- Episode no.: Season 1 Episode 3
- Directed by: Joe Russo
- Written by: Tim McAuliffe
- Production code: 104
- Original air date: September 28, 2011

Guest appearances
- Will Forte as Reed; Jorma Taccone as Benjamin Roth;

Episode chronology
| ← Previous "Cool Neighbors" | Next → "New Car" |

= Working Late and Working It =

"Working Late and Working It" is the third episode of the American television comedy series, Up All Night. The episode originally aired on September 28, 2011, on NBC. The episode was written by Tim McAuliffe and was directed by Joe Russo. It guest starred Will Forte as Chris' friend, Reed and Jorma Taccone as Ava's ex-boyfriend, B-Ro.

The episode revolves around Chris (Will Arnett) and Reagan (Christina Applegate) trying to bring the sexy back into their marriage with the help of Chris's new friend Reed (Will Forte). Meanwhile, Ava (Maya Rudolph) blames Reagan for the advice that led her to break up with her now engaged ex-boyfriend, B-Ro (Jorma Taccone).

"Working Late and Working It" received mostly positive reviews from critics. The episode was viewed by 5.34 million viewers and received a 2.1 rating/6% share in the 18–49 demographic, marking a slight drop in the ratings from the previous episode, "Cool Neighbors". Despite this, it tied as NBC's highest-rated show on Wednesday with Law & Order: Special Victims Unit.

==Plot==
After noticing that Reagan has been wearing more sweats after the baby, Chris seeks advice from his new friend, Reed (Will Forte). Reed tells him that he needs to dress more sexy in order for Reagan to dress sexy. He does and he tries to hint it at her which causes her to grow angry and go to bed. In the morning, she dresses "fancy" just like his request. Ava eventually convinces Reagan to forgive Chris, because he's "one of the good ones". At home, Reagan comes back from work Chris shows her a poem/slide-show he made featuring them with the Obama family albeit, with Photoshop.
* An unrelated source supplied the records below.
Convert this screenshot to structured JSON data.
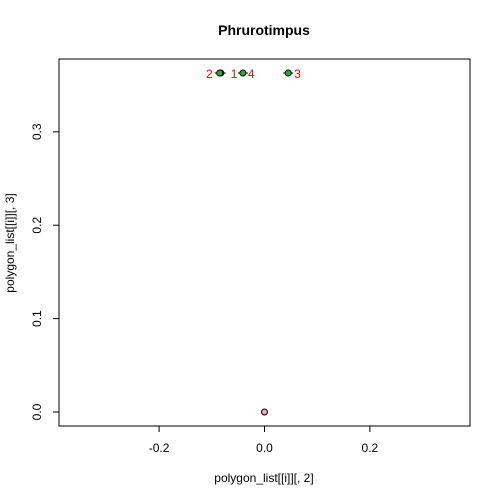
{
  "chart_data": {
    "type": "scatter",
    "title": "Phrurotimpus",
    "xlabel": "polygon_list[[i]][, 2]",
    "ylabel": "polygon_list[[i]][, 3]",
    "xlim": [
      -0.39,
      0.39
    ],
    "ylim": [
      -0.015,
      0.378
    ],
    "xticks": [
      -0.2,
      0.0,
      0.2
    ],
    "xtick_labels": [
      "-0.2",
      "0.0",
      "0.2"
    ],
    "yticks": [
      0.0,
      0.1,
      0.2,
      0.3
    ],
    "ytick_labels": [
      "0.0",
      "0.1",
      "0.2",
      "0.3"
    ],
    "grid": false,
    "origin_point": {
      "x": 0.0,
      "y": 0.0,
      "color": "#f4a6b8"
    },
    "points": [
      {
        "label": "1",
        "x": -0.083,
        "y": 0.363,
        "color": "#22b522"
      },
      {
        "label": "2",
        "x": -0.085,
        "y": 0.363,
        "color": "#22b522"
      },
      {
        "label": "3",
        "x": 0.045,
        "y": 0.363,
        "color": "#22b522"
      },
      {
        "label": "4",
        "x": -0.041,
        "y": 0.363,
        "color": "#22b522"
      }
    ],
    "label_color": "#ff0000"
  }
}
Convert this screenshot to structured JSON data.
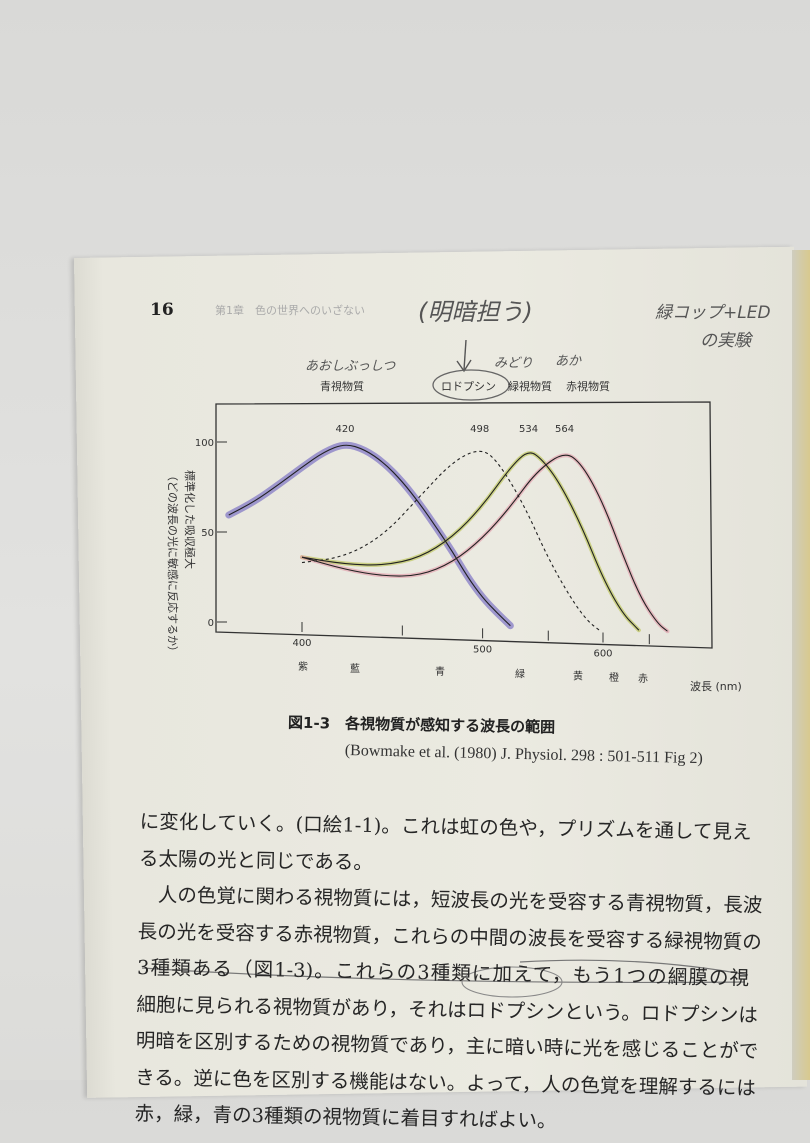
{
  "header": {
    "page_number": "16",
    "running_head": "第1章　色の世界へのいざない"
  },
  "handwriting": {
    "rhodopsin_note": "(明暗担う)",
    "top_right_note_1": "緑コップ+LED",
    "top_right_note_2": "の実験",
    "blue_reading": "あおしぶっしつ",
    "green_reading": "みどり",
    "red_reading": "あか"
  },
  "chart_data": {
    "type": "line",
    "title": "",
    "xlabel": "波長 (nm)",
    "ylabel": "標準化した吸収極大",
    "ylabel_sub": "（どの波長の光に敏感に反応するか）",
    "x_scale": "reciprocal",
    "xlim": [
      360,
      680
    ],
    "ylim": [
      0,
      100
    ],
    "x_ticks": [
      400,
      450,
      500,
      550,
      600,
      650
    ],
    "x_tick_labels": [
      "400",
      "500",
      "600"
    ],
    "y_ticks": [
      "0",
      "50",
      "100"
    ],
    "color_bands": [
      "紫",
      "藍",
      "青",
      "緑",
      "黄",
      "橙",
      "赤"
    ],
    "grid": false,
    "series": [
      {
        "name": "青視物質",
        "peak": "420",
        "style": "solid",
        "highlight": "#6a5fc0",
        "points": [
          [
            370,
            58
          ],
          [
            380,
            66
          ],
          [
            390,
            76
          ],
          [
            400,
            86
          ],
          [
            410,
            95
          ],
          [
            420,
            100
          ],
          [
            430,
            97
          ],
          [
            440,
            90
          ],
          [
            450,
            80
          ],
          [
            460,
            68
          ],
          [
            470,
            55
          ],
          [
            480,
            42
          ],
          [
            490,
            28
          ],
          [
            500,
            17
          ],
          [
            510,
            9
          ],
          [
            520,
            2
          ]
        ]
      },
      {
        "name": "ロドプシン",
        "peak": "498",
        "style": "dashed",
        "highlight": "",
        "points": [
          [
            400,
            33
          ],
          [
            420,
            37
          ],
          [
            440,
            50
          ],
          [
            460,
            72
          ],
          [
            480,
            92
          ],
          [
            498,
            100
          ],
          [
            510,
            94
          ],
          [
            530,
            70
          ],
          [
            550,
            40
          ],
          [
            570,
            18
          ],
          [
            585,
            6
          ],
          [
            597,
            1
          ]
        ]
      },
      {
        "name": "緑視物質",
        "peak": "534",
        "style": "solid",
        "highlight": "#b8c24a",
        "points": [
          [
            400,
            36
          ],
          [
            420,
            33
          ],
          [
            440,
            33
          ],
          [
            460,
            38
          ],
          [
            480,
            50
          ],
          [
            500,
            68
          ],
          [
            520,
            90
          ],
          [
            534,
            100
          ],
          [
            545,
            95
          ],
          [
            560,
            82
          ],
          [
            580,
            58
          ],
          [
            600,
            30
          ],
          [
            620,
            11
          ],
          [
            638,
            2
          ]
        ]
      },
      {
        "name": "赤視物質",
        "peak": "564",
        "style": "solid",
        "highlight": "#e39aa8",
        "points": [
          [
            400,
            36
          ],
          [
            420,
            30
          ],
          [
            440,
            27
          ],
          [
            460,
            28
          ],
          [
            480,
            36
          ],
          [
            500,
            50
          ],
          [
            520,
            68
          ],
          [
            540,
            88
          ],
          [
            564,
            100
          ],
          [
            580,
            93
          ],
          [
            600,
            72
          ],
          [
            620,
            44
          ],
          [
            640,
            20
          ],
          [
            660,
            6
          ],
          [
            672,
            2
          ]
        ]
      }
    ]
  },
  "figure": {
    "caption": "図1-3　各視物質が感知する波長の範囲",
    "source": "(Bowmake et al. (1980) J. Physiol. 298 : 501-511 Fig 2)"
  },
  "body": {
    "lines": [
      "に変化していく。(口絵1-1)。これは虹の色や，プリズムを通して見え",
      "る太陽の光と同じである。",
      "　人の色覚に関わる視物質には，短波長の光を受容する青視物質，長波",
      "長の光を受容する赤視物質，これらの中間の波長を受容する緑視物質の",
      "3種類ある（図1-3)。これらの3種類に加えて，もう1つの網膜の視",
      "細胞に見られる視物質があり，それはロドプシンという。ロドプシンは",
      "明暗を区別するための視物質であり，主に暗い時に光を感じることがで",
      "きる。逆に色を区別する機能はない。よって，人の色覚を理解するには",
      "赤，緑，青の3種類の視物質に着目すればよい。"
    ]
  }
}
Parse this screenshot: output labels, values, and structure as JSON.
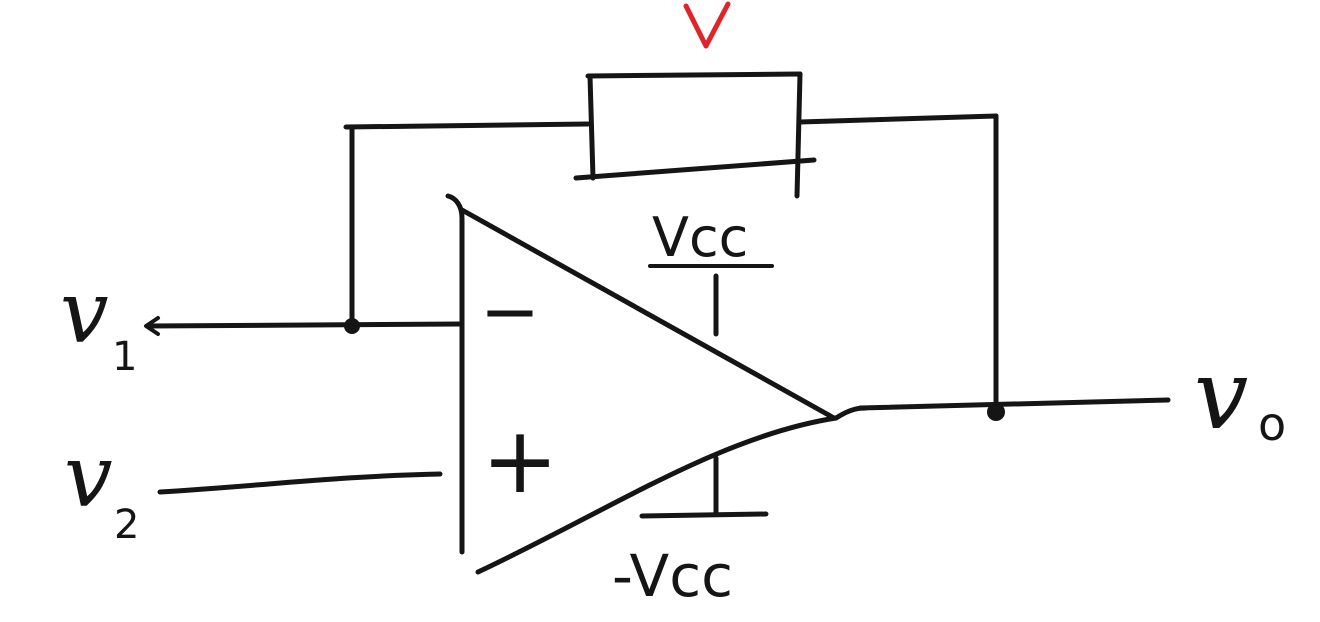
{
  "labels": {
    "v1": "v",
    "v1_sub": "1",
    "v2": "v",
    "v2_sub": "2",
    "vo": "v",
    "vo_sub": "o",
    "vcc": "Vcc",
    "neg_vcc": "-Vcc",
    "inv_sign": "−",
    "noninv_sign": "+"
  },
  "colors": {
    "ink": "#151515",
    "marker": "#e0242a"
  },
  "icons": {
    "marker": "down-arrow-icon"
  }
}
After the slideshow, Reagan decides to change into something "more comfortable" wearing a thong that Ava gave to her.

Meanwhile, Ava deals with her ex-boyfriend B-Ro.

==Production==
"Working Late and Working It" was written by Tim McAuliffe and was directed by Joe Russo, both their first credit for the series. On August 26, 2011, Josef Adalian of New York reported that Will Forte would appear on Up All Night as Reed. Forte has previously worked with executive producer Lorne Michaels and co-creator Emily Spivey on Saturday Night Live. He had also guest starred in several episodes of 30 Rock which is produced by Michael's production company, Broadway Video, which also producers Up All Night. On September 1, 2011, Jorma Taccone was reported to guest star on the series as Ava's ex-boyfriend, B-Ro by Rick Porter of Zap2it. He had also previously worked with Michaels and Spivey on SNL.

==Reception==
===Ratings===
In its original American broadcast, "Working Late and Working It" was viewed 5.34 million viewers and received a 2.1 rating/6% share among adults between the ages of 18 and 49. This means that it was seen by 2.1% of all 18- to 49-year-olds, and 6% of all 18- to 49-year-olds watching television at the time of the broadcast. This marked a 13 percent drop in the ratings from the previous episode, "Cool Neighbors". The episode ranked fourth in its timeslot and was only able to beat the short-lived CW reality series H8R which received a 0.6 rating/2% share in the 18–49 demographic. Up All Night tied for the highest-rated program on NBC that night, finishing with a higher rating than the short-lived Free Agents and Harry's Law and tied withLaw & Order: Special Victims Unit. Added with DVR viewers, who viewed the episode within seven days of the original broadcast, the episode received a 3.1 rating in the 18–49 demographic, adding a 0.9 rating to the original viewership.

===Reviews===
"Working Late and Working It" received generally positive reviews. The A.V. Club reviewer Erik Adams praised Will Arnett's performance in the episode saying that "Chris Brinkley might be the first Arnett character who appeals to people" since Arrested Development. She also complemented Ava's humanity in the episode calling it a "step up from the first two episodes". Despite this, she criticized the "Basically" music video comparing it to "a low-rent take on The Lonely Island’s SNL Digital Shorts" and also stated that "the more the leads come into their characters, the less Up All Night should have to lean on “Hey, remember the other things these people have done?” gags like the “Basically” video (or any time Ava sings, really)". He ultimately gave the episode a B. Paste writer Adam Vitcavage was more negative writing that "While Chris and Reagan supplied a heart-warming storyline with its fair share of laughs, it was not up to par with the first two episodes". She also called the Ava subplot the "though boring, had some great moments that made me laugh harder than the rest of the episode". He ultimately gave the episode an 8.0/10 calling the episode "commendable".